For more than 20 years, the tour has delivered an Enhanced International Feed (EIF), but that’s generally been an augmented domestic production exported to the 200-plus countries and territories covered by the tour’s 39 broadcast deals around the world.

“It’s been great for us,” Kate Sharp, the tour’s senior vice president of international media, said of the EIF. “We’ve built an international media business off the back of it, and it has been a good product. But when we think about what our fans and partners are actually viewing, it’s really a US product that’s being exported. It’s being cleaned up a little bit, removing some of the sponsorship, filling in the blanks with live golf and an announcer here in Ponte Vedra. But it really isn’t really touching what the international viewers would really like to see.” 
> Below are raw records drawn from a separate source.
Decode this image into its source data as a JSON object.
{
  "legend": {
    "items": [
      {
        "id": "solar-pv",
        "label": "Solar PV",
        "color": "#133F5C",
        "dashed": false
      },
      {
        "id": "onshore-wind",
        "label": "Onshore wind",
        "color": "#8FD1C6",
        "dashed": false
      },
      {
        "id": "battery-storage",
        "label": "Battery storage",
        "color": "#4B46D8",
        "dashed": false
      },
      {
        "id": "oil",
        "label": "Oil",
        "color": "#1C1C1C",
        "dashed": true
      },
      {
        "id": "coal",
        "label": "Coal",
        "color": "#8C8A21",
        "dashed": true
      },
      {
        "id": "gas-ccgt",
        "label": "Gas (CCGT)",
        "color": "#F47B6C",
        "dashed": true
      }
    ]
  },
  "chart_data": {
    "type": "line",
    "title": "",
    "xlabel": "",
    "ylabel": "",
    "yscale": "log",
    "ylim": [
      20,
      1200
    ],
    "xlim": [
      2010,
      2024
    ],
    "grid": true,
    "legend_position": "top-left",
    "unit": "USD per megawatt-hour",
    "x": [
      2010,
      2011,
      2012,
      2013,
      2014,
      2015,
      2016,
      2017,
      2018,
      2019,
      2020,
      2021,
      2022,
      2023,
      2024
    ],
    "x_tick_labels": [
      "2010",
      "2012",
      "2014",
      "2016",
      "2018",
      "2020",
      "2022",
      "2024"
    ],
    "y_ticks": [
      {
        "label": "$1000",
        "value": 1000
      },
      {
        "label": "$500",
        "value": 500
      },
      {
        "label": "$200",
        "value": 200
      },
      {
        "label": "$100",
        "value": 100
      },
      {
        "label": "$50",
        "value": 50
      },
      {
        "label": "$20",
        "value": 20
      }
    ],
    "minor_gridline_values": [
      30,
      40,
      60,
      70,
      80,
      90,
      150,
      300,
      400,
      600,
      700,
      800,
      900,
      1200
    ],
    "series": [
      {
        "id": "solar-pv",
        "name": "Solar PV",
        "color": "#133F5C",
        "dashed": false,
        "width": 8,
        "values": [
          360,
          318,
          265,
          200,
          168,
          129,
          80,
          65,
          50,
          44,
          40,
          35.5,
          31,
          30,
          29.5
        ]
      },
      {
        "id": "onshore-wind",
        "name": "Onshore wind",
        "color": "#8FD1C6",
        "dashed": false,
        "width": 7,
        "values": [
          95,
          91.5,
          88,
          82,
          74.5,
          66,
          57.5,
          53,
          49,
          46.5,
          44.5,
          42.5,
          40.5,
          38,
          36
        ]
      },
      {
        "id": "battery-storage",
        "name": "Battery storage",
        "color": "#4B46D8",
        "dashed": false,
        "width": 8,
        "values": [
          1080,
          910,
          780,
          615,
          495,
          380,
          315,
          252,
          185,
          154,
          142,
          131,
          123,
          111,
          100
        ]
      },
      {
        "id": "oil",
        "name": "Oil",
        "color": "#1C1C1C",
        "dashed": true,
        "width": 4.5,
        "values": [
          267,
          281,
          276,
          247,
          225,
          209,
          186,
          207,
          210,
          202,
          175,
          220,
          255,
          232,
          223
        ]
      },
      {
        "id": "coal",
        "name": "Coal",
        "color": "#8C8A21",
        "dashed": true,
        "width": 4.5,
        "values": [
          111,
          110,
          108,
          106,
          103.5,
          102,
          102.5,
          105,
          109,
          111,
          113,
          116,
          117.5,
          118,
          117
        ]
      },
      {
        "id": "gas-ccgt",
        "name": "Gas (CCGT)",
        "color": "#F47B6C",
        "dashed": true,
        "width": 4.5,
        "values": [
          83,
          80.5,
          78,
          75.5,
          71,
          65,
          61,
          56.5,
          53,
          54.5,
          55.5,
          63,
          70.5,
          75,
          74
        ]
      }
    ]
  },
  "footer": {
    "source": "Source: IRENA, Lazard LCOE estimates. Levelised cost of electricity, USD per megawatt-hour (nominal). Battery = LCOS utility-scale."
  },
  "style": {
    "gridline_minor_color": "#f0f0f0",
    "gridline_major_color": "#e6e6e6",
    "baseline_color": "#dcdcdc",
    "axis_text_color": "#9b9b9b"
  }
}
The World Feed will take care of that. Excluding Americans and Canadians which share the same domestic broadcast, there are 49 players representing 22 countries in this week’s Players field. With 133 cameras on site at TPC Sawgrass capturing every shot, the World Feed’s dedicated production team can draw live footage from those players in its own separate broadcast.

Each week’s broadcast will feature a host and two analysts based at PGA Tour Studios as well as an on-site walking correspondent. The inaugural World Feed from the Players will use the team of John Swantek, Craig Perks, Billy Kratzert and Andres Gonzalez. It starts with the first round and will run the same hours that the PGA Tour’s US domestic partners are on the air (5-11pm Irish time on Thursday).

Sky Sports will often be able to provide its own voices at events including Wayne Riley, Rob Lee, Nick Dougherty, Andrew Coltart, Rich Beem and Laura Davies. Fox Sports Australia has Paul Gow scheduled for a few events.

“We’re talking to our other partners that might want to supply their talent,” said Greg Hopfe, senior VP of live television and the executive producer of PGA Tour Entertainment. “So it really gives it an international feel and mix.” 

International fans will immediately notice a big difference with the World Feed, which won’t be littered with NBC, CBS or Golf Channel logos or anything else that doesn’t resonate internationally. Both Sharp and Hopfe, who’ve seen the test show from last month’s Genesis Invitational, used the phrase “night and day” comparing the World Feed to the EIF.

“Just the cleanness and the amount of golf shots we can get in compared to the network, and just the seamless look of everything from start to finish … I’m telling you, when you see these things side by side, it really is quite night and day,” Sharp said of the presentation with its own exclusive wipes, colors, content and graphics. “I hope the message and the feeling that we get from viewers is that it just looks like such a polished broadcast. They’re seeing more golf and they’re seeing the people that they want to see.” 

All of it will be produced every week in its own dedicated control room inside the state-of-the-art PGA Tour Studios, which is roughly a Rory McIlroy drive from the tee of the famous 17th hole at TPC Sawgrass. “We have our own producer, director, talent … the exact same that you’d find in a CBS or NBC truck,” said Hopfe.

Sharp, a native Australian whose been with the PGA Tour for 19 years, has seen the data and understands the appetite for curated coverage in markets outside North America.

“We know that you need to be focusing more on international players, that’s what the partners and the fans want to see,” Sharp said. “But we’re also obviously delivering the storyline of the tournament as well. We’re not getting away from that, but what people will see now is really more of a focus on their local heroes and the international players featured in any given tournament.

Sharp says the long-term goal is to be more locally curated, meaning Ireland will eventually see more of McIlroy, Shane Lowry and Séamus Power.

“I think the broader goal and ambition is to be able to scale this World Feed for more localisation,” Sharp said. “Whether that means localising and having a Japanese feed with Japanese graphics and Japanese talent, or whether that means localising sponsorship … we’re seeing what the appetite is for that and then having feeds that are regional.”